The L-S39P/Q44K/E47D triple mutant (and the full L-Full quintuple) are the most attractive candidates. The linker mutations improve auto-folding by reducing the conformational entropy that opposes spontaneous membrane insertion: a more ordered linker lowers the kinetic barrier for TM helix docking into the bilayer. The S39P constraint and Q44K–E47D salt bridge are independently supported by both ESM2 DMS and ProteinMPNN inverse folding — convergent support from two orthogonal methods strengthens confidence that these mutations are genuinely stabilizing rather than an artifact of either model’s biases.

Importantly, all designed mutations lie outside residues 1–25 (MurA-inhibitory domain) and preserve the Arg-rich cluster (R17–R19) known to be essential for MurA binding. Lysis activity should be fully retained.

Proposed experimental validation pipeline:

  1. Gene synthesis: Order variant sequences (Twist Bioscience; E. coli codon-optimized gene blocks).
  2. Cloning: Insert into pBAD vector for arabinose-inducible expression in E. coli MG1655 (ΔmurA background to avoid growth interference).
  3. Thermal lysis assay: Induce expression; monitor OD600 decay at 37°C and 42°C. Stabilized variants should maintain reliable lysis at 42°C where WT L protein activity drops due to thermal unfolding of the linker.
  4. Circular dichroism (CD) thermal melt: Measure the TM helix melting temperature; enhanced variants should show a measurable positive ΔTm vs.
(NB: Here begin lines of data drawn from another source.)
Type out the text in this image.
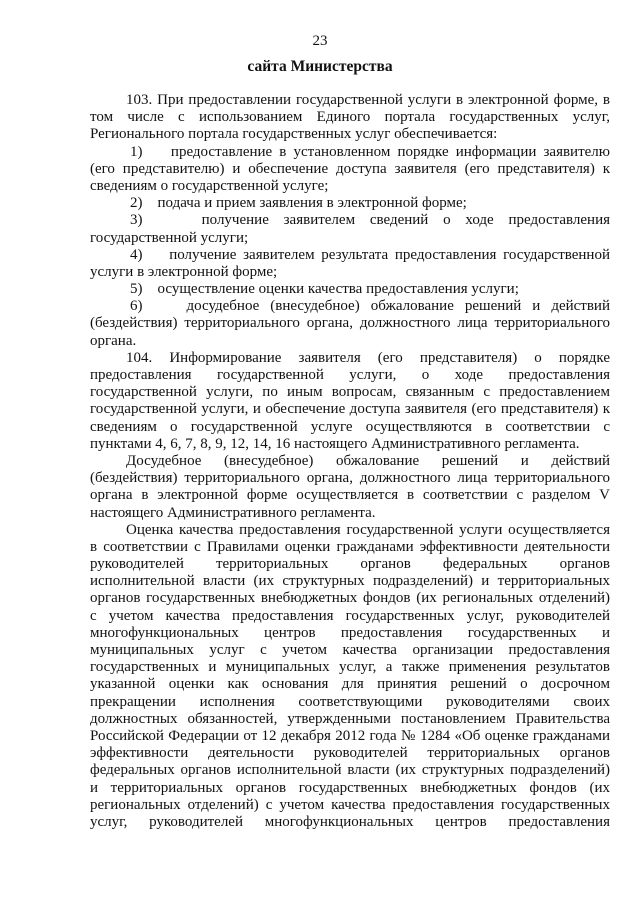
23
сайта Министерства
103. При предоставлении государственной услуги в электронной форме, в
том числе с использованием Единого портала государственных услуг,
Регионального портала государственных услуг обеспечивается:
1)    предоставление в установленном порядке информации заявителю
(его представителю) и обеспечение доступа заявителя (его представителя) к
сведениям о государственной услуге;
2)    подача и прием заявления в электронной форме;
3)    получение заявителем сведений о ходе предоставления
государственной услуги;
4)    получение заявителем результата предоставления государственной
услуги в электронной форме;
5)    осуществление оценки качества предоставления услуги;
6)    досудебное (внесудебное) обжалование решений и действий
(бездействия) территориального органа, должностного лица территориального
органа.
104. Информирование заявителя (его представителя) о порядке
предоставления государственной услуги, о ходе предоставления
государственной услуги, по иным вопросам, связанным с предоставлением
государственной услуги, и обеспечение доступа заявителя (его представителя) к
сведениям о государственной услуге осуществляются в соответствии с
пунктами 4, 6, 7, 8, 9, 12, 14, 16 настоящего Административного регламента.
Досудебное (внесудебное) обжалование решений и действий
(бездействия) территориального органа, должностного лица территориального
органа в электронной форме осуществляется в соответствии с разделом V
настоящего Административного регламента.
Оценка качества предоставления государственной услуги осуществляется
в соответствии с Правилами оценки гражданами эффективности деятельности
руководителей территориальных органов федеральных органов
исполнительной власти (их структурных подразделений) и территориальных
органов государственных внебюджетных фондов (их региональных отделений)
с учетом качества предоставления государственных услуг, руководителей
многофункциональных центров предоставления государственных и
муниципальных услуг с учетом качества организации предоставления
государственных и муниципальных услуг, а также применения результатов
указанной оценки как основания для принятия решений о досрочном
прекращении исполнения соответствующими руководителями своих
должностных обязанностей, утвержденными постановлением Правительства
Российской Федерации от 12 декабря 2012 года № 1284 «Об оценке гражданами
эффективности деятельности руководителей территориальных органов
федеральных органов исполнительной власти (их структурных подразделений)
и территориальных органов государственных внебюджетных фондов (их
региональных отделений) с учетом качества предоставления государственных
услуг, руководителей многофункциональных центров предоставления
WT.
  5. Phage fitness test: Package variant L genes into the MS2 genome; measure plaque formation efficiency on E. coli lawns at 37°C and 42°C to confirm improved lytic activity under thermal stress.
  6. MurA inhibition assay: Confirm that MurA IC50 is equivalent between WT and variants (verifying functional conservation of the inhibitory domain).

Disclaimer: Artificial Intelligence was used in this assignment to assist with scientific writing, computational result interpretation, and conceptual analysis. Sequence retrieval from UniProt, PepMLM generation, AlphaFold3 structure predictions, PeptiVerse evaluation, moPPIt design, ESM2 DMS, and ProteinMPNN design were performed using the respective computational tools cited above.